AIG Estimates $100 Million First-Quarter Hit on Ogden Rate, $40 Million Deferred Gain From Berkshire Deal
April 21, 2017 by David Pilla
NEW YORK – American International Group Inc. announced two items it said will impact first-quarter results — a $100 million estimated negative impact related to the U.K. Ogden rate change for bodily injury and a $40 million pretax amortization gain related to AIG’s $9.8 billion adverse development cover agreement with a Berkshire Hathaway Inc. reinsurer.
AIG said it expects to record an increase to prior-year loss reserves of about $100 million pretax related to the U.K. Ministry of Justice decision to reduce the discount rate applied to lump-sum bodily injury payouts, known as the Ogden rate. The rate, used to calculate lump sum awards in U.K. bodily injury cases, changed from 2.5% to -0.75%, effective March 20 (Best’s News Service, March 1, 2017).

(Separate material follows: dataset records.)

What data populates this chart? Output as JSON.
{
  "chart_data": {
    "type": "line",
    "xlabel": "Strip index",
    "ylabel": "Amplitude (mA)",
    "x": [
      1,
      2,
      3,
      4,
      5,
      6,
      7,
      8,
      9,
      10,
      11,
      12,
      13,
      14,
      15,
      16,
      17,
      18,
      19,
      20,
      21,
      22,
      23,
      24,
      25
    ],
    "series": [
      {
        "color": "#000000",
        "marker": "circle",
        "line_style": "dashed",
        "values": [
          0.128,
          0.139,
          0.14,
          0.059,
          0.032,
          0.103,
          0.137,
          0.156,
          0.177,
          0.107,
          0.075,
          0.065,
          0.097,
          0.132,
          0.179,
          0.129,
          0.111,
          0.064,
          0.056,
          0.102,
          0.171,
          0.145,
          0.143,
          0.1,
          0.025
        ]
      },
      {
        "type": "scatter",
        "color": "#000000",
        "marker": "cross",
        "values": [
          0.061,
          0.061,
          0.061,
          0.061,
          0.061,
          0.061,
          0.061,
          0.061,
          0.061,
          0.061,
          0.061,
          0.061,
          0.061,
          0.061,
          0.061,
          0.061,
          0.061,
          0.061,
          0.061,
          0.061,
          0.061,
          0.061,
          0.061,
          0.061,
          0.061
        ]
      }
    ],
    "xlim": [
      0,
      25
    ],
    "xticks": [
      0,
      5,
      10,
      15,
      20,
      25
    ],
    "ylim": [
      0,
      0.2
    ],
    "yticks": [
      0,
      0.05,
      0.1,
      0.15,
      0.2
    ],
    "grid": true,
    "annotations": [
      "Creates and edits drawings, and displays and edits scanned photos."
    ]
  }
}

“Our carried reserves as at Dec. 31, 2016, were estimated using an assumption that the Ogden rate would decline to 1.0%. This discount rate change primarily impacts the liability and financial lines business within commercial insurance in the United Kingdom,” AIG said in a statement.
AIG said it will also recognize an estimated nominal pretax deferred gain of $2.6 billion in connection with the adverse development cover agreement it entered with Berkshire Hathaway’s National Indemnity Co.
“Beginning in the first quarter of 2017, AIG will begin amortizing the deferred gain over the expected reinsurance recovery period,” the group said. “The amortization of such amount will be included in pretax operating income for the liability and financial lines business each quarter.”
AIG said first-quarter 2017 results will reflect a partial quarter of amortization of about $40 million pretax based on the contract’s closing date of Feb. 3, 2017.
AIG announced the $9.8 billion reinsurance agreement with National Indemnity in January (Best’s News Service, Jan. 20, 2017). AIG ceded 80% of reserve risk on nearly all of its U.S. commercial long-tail exposures for accident years 2015 and prior, representing carried reserves of about $34 billion, net of discount as of Jan. 1, 2016.
National Indemnity Co. has a current Best’s Financial Strength Rating of A++ (Superior). Underwriting entities of American International Group Inc. have current Best’s Financial Strength Ratings of A (Excellent).
Shares of American International Group Inc. (NYSE: AIG) were trading at $59.10 on the morning of April 20, up 0.20% from the previous close.